How to use OpenTelemetry to expose custom Prometheus metrics from nodeJS applications

November 8, 2023

A standard way of exposing metrics for a nodeJS application is to use the prom-client package, which has everything one would need. But we are in 2023, almost 2024 and it is time to use industry standards, and here I am talking about OpenTelemetry. Let’s answer the question together on how to use open-telemetry JS to expose custom metrics.

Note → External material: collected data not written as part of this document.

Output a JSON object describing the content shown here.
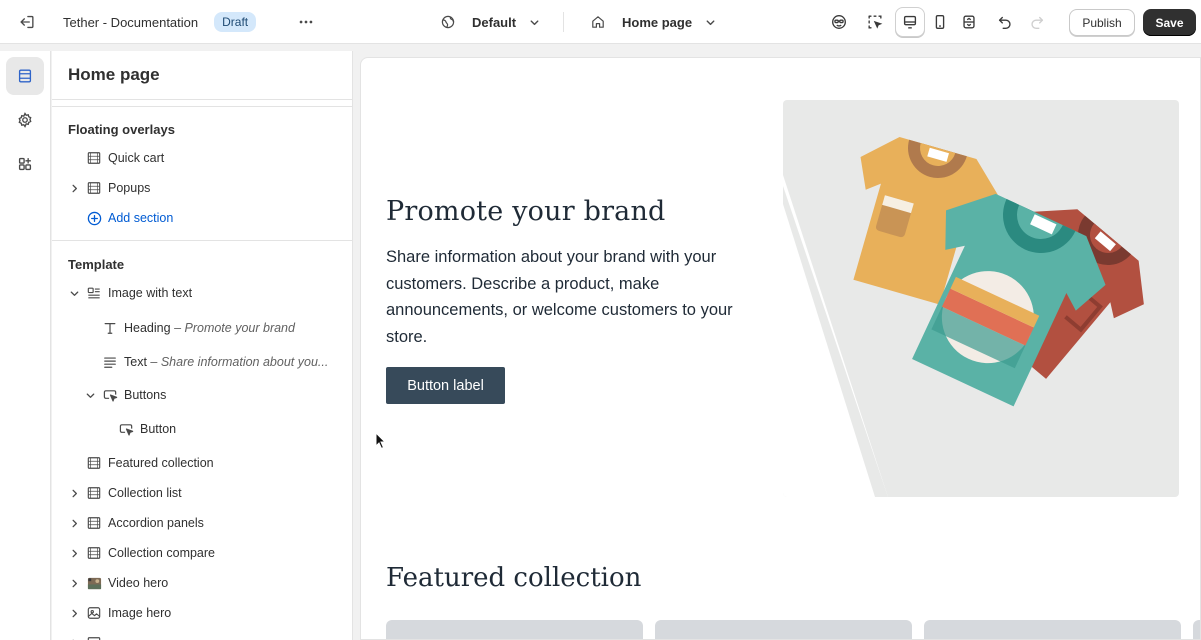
{
  "topbar": {
    "app_title": "Tether - Documentation",
    "status_badge": "Draft",
    "theme_selector": "Default",
    "page_selector": "Home page",
    "publish_label": "Publish",
    "save_label": "Save"
  },
  "sidebar": {
    "title": "Home page",
    "floating_overlays": {
      "title": "Floating overlays",
      "items": [
        {
          "label": "Quick cart"
        },
        {
          "label": "Popups"
        }
      ],
      "add_section": "Add section"
    },
    "template": {
      "title": "Template",
      "image_with_text": "Image with text",
      "heading_label": "Heading",
      "heading_sub": "– Promote your brand",
      "text_label": "Text",
      "text_sub": "– Share information about you...",
      "buttons_label": "Buttons",
      "button_label": "Button",
      "sections": [
        {
          "label": "Featured collection"
        },
        {
          "label": "Collection list"
        },
        {
          "label": "Accordion panels"
        },
        {
          "label": "Collection compare"
        },
        {
          "label": "Video hero"
        },
        {
          "label": "Image hero"
        }
      ]
    }
  },
  "preview": {
    "hero_heading": "Promote your brand",
    "hero_text": "Share information about your brand with your customers. Describe a product, make announcements, or welcome customers to your store.",
    "hero_button": "Button label",
    "featured_heading": "Featured collection"
  },
  "colors": {
    "accent_link": "#005bd3",
    "save_button": "#303030",
    "hero_button": "#374a5a",
    "badge_bg": "#d4e8fb"
  }
}
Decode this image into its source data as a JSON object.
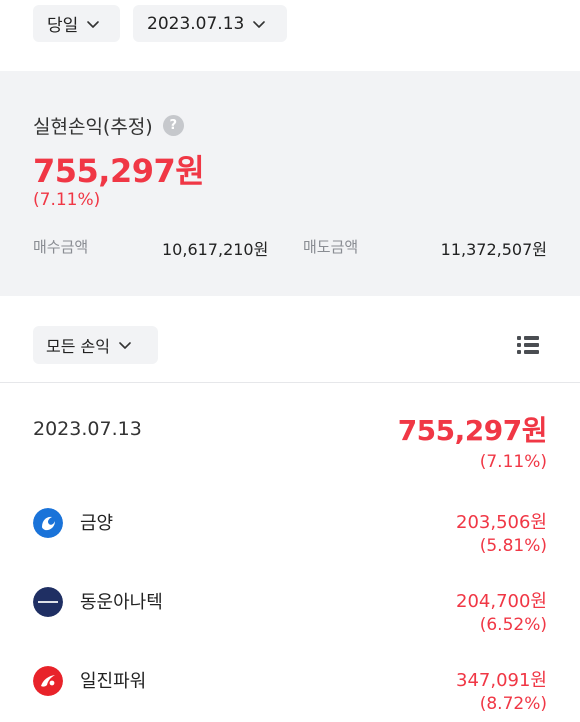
{
  "filters": {
    "period_label": "당일",
    "date_label": "2023.07.13"
  },
  "summary": {
    "title": "실현손익(추정)",
    "help_glyph": "?",
    "amount": "755,297원",
    "rate": "(7.11%)",
    "buy_label": "매수금액",
    "buy_value": "10,617,210원",
    "sell_label": "매도금액",
    "sell_value": "11,372,507원"
  },
  "list_filter": {
    "label": "모든 손익"
  },
  "day": {
    "date": "2023.07.13",
    "total": "755,297원",
    "rate": "(7.11%)"
  },
  "stocks": [
    {
      "name": "금양",
      "amount": "203,506원",
      "rate": "(5.81%)",
      "logo_color": "#1a73d9",
      "icon": "kumyang-logo-icon"
    },
    {
      "name": "동운아나텍",
      "amount": "204,700원",
      "rate": "(6.52%)",
      "logo_color": "#1f2f63",
      "icon": "dongwoon-anatech-logo-icon"
    },
    {
      "name": "일진파워",
      "amount": "347,091원",
      "rate": "(8.72%)",
      "logo_color": "#e8232a",
      "icon": "iljin-power-logo-icon"
    }
  ],
  "colors": {
    "profit": "#f03745",
    "panel_bg": "#f2f3f5",
    "muted_text": "#8a8d93"
  }
}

I don’t think there is a need to present the OpenTelemetry project anymore. 2nd CNCF project with highest velocity at the time of writing, vendor-neutral and open-source.

Example nodeJS project

The following commands help to setup a nodeJS project with some OpenTelemetry packages. You might notice when using open telemetry package that the list in package.json grows quite fast. But be assured, most of them are lightweight. For instance @opentelemetry/exporter-prometheus is 24.4 kB minified and gzipped.

mkdir otel-prom cd otel-prom
npm init -y

touch index.js

npm install --save @opentelemetry/exporter-prometheus @opentelemetry/api @opentelemetry/sdk-metrics

# Note: I am using the following versions:
# "@opentelemetry/api": "^1.7.0",
# "@opentelemetry/exporter-prometheus": "^0.45.0",
# "@opentelemetry/sdk-metrics": "^1.18.0",

Note: The Otel packages shown in this blog are currently considered experimental packages under active development. New releases may include breaking changes.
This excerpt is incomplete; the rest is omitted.